Tuscany vies with Piedmont for the laurels of the best red wine region of Italy. Best known for its Chianti, Tuscany boasts a complex spectrum of red wines ranging from Brunello di Montalcino - one of the world’s most engaging and longest lived wines - to excellent everyday wines from lesser known appellations which will reward the consumer with fine quality at very affordable prices.
Common to all red wines of Tuscany is the ubiquitous Sangiovese varietal. As will be clarified by the estate descriptions that follow, the Sangiovese grape is present in all red wines in percentages running from 65% to 100%. This remarkable and versatile varietal will yield - according to the area, appellation, cru and exposure in which it is grown, and to the percentages in which it is used along with other varietals - an array of stunningly diverse fine wines.
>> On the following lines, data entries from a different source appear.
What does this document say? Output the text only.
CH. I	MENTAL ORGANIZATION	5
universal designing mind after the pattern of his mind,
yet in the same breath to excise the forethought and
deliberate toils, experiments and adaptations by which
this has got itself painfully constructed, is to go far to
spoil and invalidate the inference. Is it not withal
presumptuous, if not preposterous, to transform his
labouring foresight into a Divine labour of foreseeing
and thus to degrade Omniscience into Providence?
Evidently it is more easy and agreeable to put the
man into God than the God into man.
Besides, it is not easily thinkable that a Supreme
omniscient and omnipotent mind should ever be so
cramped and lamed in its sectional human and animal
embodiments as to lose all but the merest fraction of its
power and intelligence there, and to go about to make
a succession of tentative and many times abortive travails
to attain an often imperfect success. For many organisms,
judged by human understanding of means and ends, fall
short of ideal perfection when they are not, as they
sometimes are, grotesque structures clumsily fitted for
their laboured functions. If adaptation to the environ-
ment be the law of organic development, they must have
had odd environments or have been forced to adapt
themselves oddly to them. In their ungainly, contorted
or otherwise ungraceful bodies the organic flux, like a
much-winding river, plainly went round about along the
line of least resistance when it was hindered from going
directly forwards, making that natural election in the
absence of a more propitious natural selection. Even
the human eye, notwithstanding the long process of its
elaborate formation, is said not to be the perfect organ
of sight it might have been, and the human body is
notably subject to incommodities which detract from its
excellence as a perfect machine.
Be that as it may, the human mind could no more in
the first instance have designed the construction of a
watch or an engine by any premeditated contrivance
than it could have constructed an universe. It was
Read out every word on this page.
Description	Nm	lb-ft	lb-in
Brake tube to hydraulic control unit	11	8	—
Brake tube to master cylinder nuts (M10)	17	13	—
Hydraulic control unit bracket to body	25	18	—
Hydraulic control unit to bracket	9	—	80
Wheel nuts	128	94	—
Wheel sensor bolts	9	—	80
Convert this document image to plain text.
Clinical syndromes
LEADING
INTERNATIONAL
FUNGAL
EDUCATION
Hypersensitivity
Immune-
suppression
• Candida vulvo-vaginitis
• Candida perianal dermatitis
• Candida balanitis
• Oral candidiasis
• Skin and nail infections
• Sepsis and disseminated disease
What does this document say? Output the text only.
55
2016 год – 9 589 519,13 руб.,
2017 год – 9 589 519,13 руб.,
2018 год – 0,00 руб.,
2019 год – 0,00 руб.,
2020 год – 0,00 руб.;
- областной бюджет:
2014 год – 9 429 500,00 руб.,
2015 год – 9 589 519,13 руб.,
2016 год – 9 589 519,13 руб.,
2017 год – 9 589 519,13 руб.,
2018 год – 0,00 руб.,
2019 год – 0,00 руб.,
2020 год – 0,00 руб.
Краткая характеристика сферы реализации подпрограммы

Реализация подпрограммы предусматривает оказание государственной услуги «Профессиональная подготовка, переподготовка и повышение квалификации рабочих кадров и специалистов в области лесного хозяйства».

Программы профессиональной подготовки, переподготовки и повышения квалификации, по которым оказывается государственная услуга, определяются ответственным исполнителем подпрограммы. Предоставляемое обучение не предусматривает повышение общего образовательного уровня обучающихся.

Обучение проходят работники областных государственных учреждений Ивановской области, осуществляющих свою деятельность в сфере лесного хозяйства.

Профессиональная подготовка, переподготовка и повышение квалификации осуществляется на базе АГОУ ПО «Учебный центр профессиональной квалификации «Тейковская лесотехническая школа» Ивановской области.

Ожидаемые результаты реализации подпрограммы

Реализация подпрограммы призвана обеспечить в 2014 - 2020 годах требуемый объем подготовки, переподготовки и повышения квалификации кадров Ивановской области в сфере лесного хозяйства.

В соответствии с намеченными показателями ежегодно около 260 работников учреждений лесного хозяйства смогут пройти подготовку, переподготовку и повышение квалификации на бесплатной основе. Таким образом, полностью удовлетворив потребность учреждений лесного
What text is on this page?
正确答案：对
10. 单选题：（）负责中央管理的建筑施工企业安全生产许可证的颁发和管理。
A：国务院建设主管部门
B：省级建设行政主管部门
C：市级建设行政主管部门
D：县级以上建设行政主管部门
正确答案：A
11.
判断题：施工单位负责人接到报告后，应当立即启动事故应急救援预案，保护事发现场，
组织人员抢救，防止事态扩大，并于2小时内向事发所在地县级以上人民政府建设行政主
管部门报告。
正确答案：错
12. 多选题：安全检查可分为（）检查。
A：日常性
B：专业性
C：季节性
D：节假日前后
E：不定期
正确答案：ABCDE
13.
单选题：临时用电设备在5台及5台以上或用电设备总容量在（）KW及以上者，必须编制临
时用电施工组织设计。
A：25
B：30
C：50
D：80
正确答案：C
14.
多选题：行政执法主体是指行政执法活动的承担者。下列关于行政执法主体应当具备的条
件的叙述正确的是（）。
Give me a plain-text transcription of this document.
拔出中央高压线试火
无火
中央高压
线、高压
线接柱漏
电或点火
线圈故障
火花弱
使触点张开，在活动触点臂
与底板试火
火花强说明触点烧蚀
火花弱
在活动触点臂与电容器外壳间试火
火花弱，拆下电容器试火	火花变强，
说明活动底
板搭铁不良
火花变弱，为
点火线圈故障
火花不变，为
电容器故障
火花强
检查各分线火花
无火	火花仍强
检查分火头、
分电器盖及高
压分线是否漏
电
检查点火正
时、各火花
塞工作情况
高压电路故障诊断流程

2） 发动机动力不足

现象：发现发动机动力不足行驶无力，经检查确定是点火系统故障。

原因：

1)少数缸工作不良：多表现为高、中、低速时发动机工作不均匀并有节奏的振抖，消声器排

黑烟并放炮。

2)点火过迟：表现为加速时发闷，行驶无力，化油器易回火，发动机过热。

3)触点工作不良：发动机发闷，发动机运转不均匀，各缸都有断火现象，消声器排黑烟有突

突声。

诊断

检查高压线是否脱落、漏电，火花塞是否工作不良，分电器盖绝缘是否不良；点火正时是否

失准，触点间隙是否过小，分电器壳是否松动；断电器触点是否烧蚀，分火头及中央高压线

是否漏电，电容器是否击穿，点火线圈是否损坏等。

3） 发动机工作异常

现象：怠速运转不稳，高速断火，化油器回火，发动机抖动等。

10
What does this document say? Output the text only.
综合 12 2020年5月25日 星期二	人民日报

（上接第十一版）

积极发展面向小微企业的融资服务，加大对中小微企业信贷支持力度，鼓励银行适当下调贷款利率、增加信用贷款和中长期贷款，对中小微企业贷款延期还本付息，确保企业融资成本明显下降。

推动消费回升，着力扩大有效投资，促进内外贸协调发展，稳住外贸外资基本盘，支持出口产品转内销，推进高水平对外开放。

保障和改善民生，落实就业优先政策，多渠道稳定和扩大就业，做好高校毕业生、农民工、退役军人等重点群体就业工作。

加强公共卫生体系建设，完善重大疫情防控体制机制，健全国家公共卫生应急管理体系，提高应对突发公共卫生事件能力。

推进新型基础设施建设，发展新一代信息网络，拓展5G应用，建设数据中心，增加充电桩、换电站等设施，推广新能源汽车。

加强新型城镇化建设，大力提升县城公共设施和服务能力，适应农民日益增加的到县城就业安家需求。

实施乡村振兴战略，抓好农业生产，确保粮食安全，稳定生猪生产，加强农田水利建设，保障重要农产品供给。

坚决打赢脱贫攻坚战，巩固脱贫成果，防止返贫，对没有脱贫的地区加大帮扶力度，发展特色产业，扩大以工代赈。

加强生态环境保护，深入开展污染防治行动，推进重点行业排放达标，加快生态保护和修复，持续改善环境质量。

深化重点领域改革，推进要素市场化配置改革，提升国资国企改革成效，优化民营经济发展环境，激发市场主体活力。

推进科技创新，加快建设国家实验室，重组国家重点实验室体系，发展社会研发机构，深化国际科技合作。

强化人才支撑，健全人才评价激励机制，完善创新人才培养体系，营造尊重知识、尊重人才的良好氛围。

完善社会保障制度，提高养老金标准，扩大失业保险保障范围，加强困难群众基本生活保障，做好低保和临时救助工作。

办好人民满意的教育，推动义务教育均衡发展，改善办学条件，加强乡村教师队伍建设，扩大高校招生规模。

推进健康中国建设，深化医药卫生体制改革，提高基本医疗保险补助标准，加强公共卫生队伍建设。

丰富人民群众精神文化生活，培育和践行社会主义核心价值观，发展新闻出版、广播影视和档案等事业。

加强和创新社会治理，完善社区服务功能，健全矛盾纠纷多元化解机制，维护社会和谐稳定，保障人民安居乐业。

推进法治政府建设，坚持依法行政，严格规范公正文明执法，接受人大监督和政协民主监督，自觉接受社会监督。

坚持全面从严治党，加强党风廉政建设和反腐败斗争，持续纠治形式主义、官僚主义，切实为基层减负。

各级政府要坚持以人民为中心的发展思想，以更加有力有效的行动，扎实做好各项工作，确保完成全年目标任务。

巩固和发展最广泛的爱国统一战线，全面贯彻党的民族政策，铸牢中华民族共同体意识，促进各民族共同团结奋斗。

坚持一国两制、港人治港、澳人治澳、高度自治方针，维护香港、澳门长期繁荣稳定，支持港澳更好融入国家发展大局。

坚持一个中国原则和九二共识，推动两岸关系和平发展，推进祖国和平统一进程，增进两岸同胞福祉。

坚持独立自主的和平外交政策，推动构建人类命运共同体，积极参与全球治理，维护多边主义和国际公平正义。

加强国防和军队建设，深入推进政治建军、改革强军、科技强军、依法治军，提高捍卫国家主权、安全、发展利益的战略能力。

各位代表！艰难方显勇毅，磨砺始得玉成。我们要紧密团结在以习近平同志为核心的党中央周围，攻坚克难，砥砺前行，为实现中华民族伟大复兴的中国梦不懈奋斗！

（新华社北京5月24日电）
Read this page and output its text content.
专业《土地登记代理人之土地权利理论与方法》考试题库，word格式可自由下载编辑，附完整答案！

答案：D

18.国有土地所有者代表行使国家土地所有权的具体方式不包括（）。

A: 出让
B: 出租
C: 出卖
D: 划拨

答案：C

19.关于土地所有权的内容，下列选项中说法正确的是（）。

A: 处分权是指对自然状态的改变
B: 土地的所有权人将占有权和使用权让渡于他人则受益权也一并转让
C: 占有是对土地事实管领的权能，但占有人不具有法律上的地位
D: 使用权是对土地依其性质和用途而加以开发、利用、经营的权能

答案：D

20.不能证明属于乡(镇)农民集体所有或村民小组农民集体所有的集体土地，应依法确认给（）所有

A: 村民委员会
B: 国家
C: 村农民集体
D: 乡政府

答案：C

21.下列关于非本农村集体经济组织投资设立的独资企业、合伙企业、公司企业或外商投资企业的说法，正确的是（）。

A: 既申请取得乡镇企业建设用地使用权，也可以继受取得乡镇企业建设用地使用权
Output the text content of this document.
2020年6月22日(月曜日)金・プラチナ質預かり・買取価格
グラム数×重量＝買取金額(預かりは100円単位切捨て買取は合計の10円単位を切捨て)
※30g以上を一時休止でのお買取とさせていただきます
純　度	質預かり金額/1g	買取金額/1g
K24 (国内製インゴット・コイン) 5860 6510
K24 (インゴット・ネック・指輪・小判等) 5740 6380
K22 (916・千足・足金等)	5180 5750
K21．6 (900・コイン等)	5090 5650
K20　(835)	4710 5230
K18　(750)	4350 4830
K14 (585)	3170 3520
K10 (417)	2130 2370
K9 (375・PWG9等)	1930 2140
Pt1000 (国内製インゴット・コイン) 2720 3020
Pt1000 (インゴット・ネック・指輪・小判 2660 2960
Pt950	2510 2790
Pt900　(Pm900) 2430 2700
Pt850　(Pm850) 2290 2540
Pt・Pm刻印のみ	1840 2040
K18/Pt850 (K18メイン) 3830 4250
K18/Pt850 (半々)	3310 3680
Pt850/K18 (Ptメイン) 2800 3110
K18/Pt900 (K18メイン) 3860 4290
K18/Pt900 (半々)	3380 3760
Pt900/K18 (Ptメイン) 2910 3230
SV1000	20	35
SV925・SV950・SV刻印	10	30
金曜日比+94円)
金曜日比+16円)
An ample oenological portfolio that ranges from wines of great elegance and aristocratic suppleness, to wines of rich gracefulness and engratiating bouquets - each with specific characteristics for which one may successfully search. When in the 60’s mass replanting was encouraged and subsidized, no effort was made at the time towards clonal selection. Luckily, from the 1990s onwards, many high quality clonal selections have been planted throughout the region. The estates which I represent are in the forefront of clonal experimentation, their wines recapturing the wealth of flavours and intensity of the past with the added know-how of modern winemaking.
Although Tuscany as a whole has remarkable soils and climates which allow for decent wine to be made almost anywhere below prohibitive altitudes, just decent wine simply leaves me rather unsatisfied. To find, make and release great wines is, and always has been, my goal. As such the great crus and climates of Tuscany are of the essence, for these are the small and rare geophysical loci which nature has gifted with the choicest soils and microclimates with respect to grape growing. Italy has never given its crus a formal status of recognition, but winemakers and growers alike know them only too well: they are too important in winemaking to be neglected. Finally, as crucial as the clones and the crus is the actual estate which produces the wines - for the experience, will and imagination of the winemaker are what will exalt the superior qualities of the great raw material into its finest expression: the great wine.
At the beginning of the 1960s and 1970s, when the DOC and DOCG classifications were established, crop allowances were permitted to be too high and enforced varietal standardization had virtually destroyed nearly one hundred autochthonous varieties that abounded less than a century ago. Today the production regulations have been revised and, although foreign varietals including international grapes are allowed in the blends, many estates, and the ones which are part of our portfolio in particular, are experimenting with and recovering autochthonous varietals and clones from old vineyards such as Foglia Tonda, Pugnitello, Canaiolo Nero, Colorino, Ciliegiolo and many others.
Our aim has always been and is to really and fearlessly express terroir in the multifaceted panorama of Tuscany. For example, what can Sangiovese do in a few crus of Carmignano or of Montepulciano? And believe me, it is unspeakably exciting, and it shoulders you with pride and awe when, sipping a wine from a barrel, along with the novel flavours you feel a little, but precious drop of wine truth is being re-established.